- Music
- 23 Nov 05
Forget Liam and Nicole and Pete and Kate, the hottest rock 'n' roll couple in town at the moment are The Subways' Charlotte Cooper and Billy Lunn. The female half of the duo tells Ed Power about the highs and lows of making beautiful music together.
A dreary Wednesday in Portsmouth and, for the third time this week, Charlotte Cooper is fielding questions about her personal life.
What’s it like, the journalist asks, being in a band with your boyfriend? Do you row constantly? Holed-up on a tour bus, how long will it be before you begin to secretly loathe one another? Who’s the hot-head and who’s the peace-maker?
From the other end of the phone line, you sense Cooper is smiling wryly and, perhaps, rolling her eyes.
For The Subways’ bassist, bare-faced inquiries about her relationship with the group’s guitarist, Billy Lunn, are rapidly becoming part of the daily regime
Her solution, simple yet efficient, is to politely say nothing at all. Actually, that’s not exactly true. She will quite cheerfully proclaim herself astonished that anyone should care a fig about what she and Lunn get up to off-stage. People these days – haven’t they got better things to think about?
“We didn’t really expect all the attention and sometimes it can be quite amusing,” says Cooper, who sounds posher than you might expect, her accent devoid of any trace of estuary.
“It is weird to see yourself written about in that way,” she elaborates. “It baffles me why anyone would want to know. We just stay quiet about the whole thing and let journalists keep on guessing.”
Cooper looks and dresses like an indie-rock barbie doll and, in Britain, has become an alternative pin-up. Indie boys, it is reported, turn weak-kneed for her big-eyed/big haired shtick, which is two parts Courtney Love, one part unattainable girl-next-door.
If she sounds, at times, a little breathless, this is no surprise. The story of The Subways, pliers of fizzy punk-pop, is one of rampant success, achieved in the space of several months.

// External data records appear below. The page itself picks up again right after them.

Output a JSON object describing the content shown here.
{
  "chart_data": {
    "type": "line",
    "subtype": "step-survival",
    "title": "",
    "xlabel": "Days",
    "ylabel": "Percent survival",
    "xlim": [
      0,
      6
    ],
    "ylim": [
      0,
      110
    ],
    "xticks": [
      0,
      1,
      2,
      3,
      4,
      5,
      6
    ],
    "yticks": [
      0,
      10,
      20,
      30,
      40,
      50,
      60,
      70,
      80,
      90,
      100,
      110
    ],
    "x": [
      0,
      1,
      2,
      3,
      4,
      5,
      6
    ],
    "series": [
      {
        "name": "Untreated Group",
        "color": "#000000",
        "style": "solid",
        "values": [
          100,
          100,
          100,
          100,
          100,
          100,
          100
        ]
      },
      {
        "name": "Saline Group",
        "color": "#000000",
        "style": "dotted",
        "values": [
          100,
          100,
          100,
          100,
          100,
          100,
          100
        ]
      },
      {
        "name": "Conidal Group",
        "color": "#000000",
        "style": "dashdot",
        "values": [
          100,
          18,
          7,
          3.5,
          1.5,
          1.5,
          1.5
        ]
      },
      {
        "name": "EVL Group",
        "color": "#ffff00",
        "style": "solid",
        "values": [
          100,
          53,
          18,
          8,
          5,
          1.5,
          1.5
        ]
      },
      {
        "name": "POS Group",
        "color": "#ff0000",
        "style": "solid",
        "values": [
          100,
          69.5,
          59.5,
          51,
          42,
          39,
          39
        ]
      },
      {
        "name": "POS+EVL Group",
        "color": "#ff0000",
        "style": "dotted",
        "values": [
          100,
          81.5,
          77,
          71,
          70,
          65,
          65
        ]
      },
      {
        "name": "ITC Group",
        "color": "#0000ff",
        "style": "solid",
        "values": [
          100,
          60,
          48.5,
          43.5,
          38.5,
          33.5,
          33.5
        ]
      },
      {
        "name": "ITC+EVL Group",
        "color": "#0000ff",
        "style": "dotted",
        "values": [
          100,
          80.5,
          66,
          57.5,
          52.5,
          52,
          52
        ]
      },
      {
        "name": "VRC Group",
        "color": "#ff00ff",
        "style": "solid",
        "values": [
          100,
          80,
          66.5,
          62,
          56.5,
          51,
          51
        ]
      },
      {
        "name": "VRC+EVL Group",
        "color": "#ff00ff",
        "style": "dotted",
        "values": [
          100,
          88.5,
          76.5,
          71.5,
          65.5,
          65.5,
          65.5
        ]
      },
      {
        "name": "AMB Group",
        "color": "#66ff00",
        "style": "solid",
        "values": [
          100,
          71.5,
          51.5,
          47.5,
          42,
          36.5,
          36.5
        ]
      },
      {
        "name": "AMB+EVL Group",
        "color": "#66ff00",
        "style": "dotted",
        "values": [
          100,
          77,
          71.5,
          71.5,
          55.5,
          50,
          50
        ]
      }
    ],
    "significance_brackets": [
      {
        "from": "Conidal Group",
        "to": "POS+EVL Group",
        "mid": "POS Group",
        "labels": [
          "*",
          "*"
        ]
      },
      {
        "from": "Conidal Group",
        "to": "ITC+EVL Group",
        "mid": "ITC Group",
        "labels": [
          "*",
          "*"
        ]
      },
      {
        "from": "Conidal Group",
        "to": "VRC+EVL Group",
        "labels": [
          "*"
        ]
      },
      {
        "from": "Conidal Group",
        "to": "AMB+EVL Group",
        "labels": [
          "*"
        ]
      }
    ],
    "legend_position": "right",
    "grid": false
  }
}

The trio, from a small town in Essex, have, since the start of the year, progressed from the indie-toilet circuit to support slots with Oasis and Green Day (Lunn and drummer Josh Morgan are half brothers: the former took his mother’s name for fear of being confused with The Smashing Pumpkins’ Billy Corgan).
From the outset, it was the presence of diminutive indie-chick Cooper that got The Subways noticed – something that continues to irritate deeply.
“It’s strange that people should make such a big thing of the fact I’m a girl,” she fumes. “I’ve always just seen myself as another member of the band. It took me some time to realise that people had latched onto the fact that I was a woman.”
Female musicians face particular pressures, though Cooper is reluctant to dwell on the fact. On stage and in video shoots, there is an expectation of glamour. Nobody cares if Lunn and Morgan turn up for a gig looking crap – Charlotte, it is presumed, will at all times be immaculate.
“That’s a right pain in the arse. I don’t want to be seen as eye-candy. I’m a musician. So long as I play my parts right, who cares what the hell I look like? I mean, come on, this is 2005.”
Nor are women permitted to devote themselves to rock’s tradition of excess. Kurt Cobain’s smack habit was seen as a tortured plea for release. When Justine Frischmann took up the needle, we pitied her as a tragic junkie.
This Cooper agrees, is absurd and unfair but not especially relevant to her. She isn’t given to swigging vodka before a show and it doesn’t trouble her if a proportion of the audience (The Subways’ fan-base comprises overwhelmingly of sweaty blokes) have come to ogle the bassist.
“My attitude is to let it go over my head. We focus on being in a band and if anyone else thinks it’s a big deal that I’m a woman, that’s for them to worry about.”
Nevertheless, Cooper confesses to having felt a shiver of pride when someone – a journalist, probably – pointed out that she belongs to a short, but exalted, tradition of female bass players.
“Well, there’s Kim Deal (Pixies) and Kim Gordon (Sonic Youth) and not many others,” she enthuses. “They were really cool and I love those bands. So it’s kind of great following in their footsteps. For some reason, not many woman want to play guitar or bass in a band, which has always struck me as odd. We’re as talented as men, so why not?”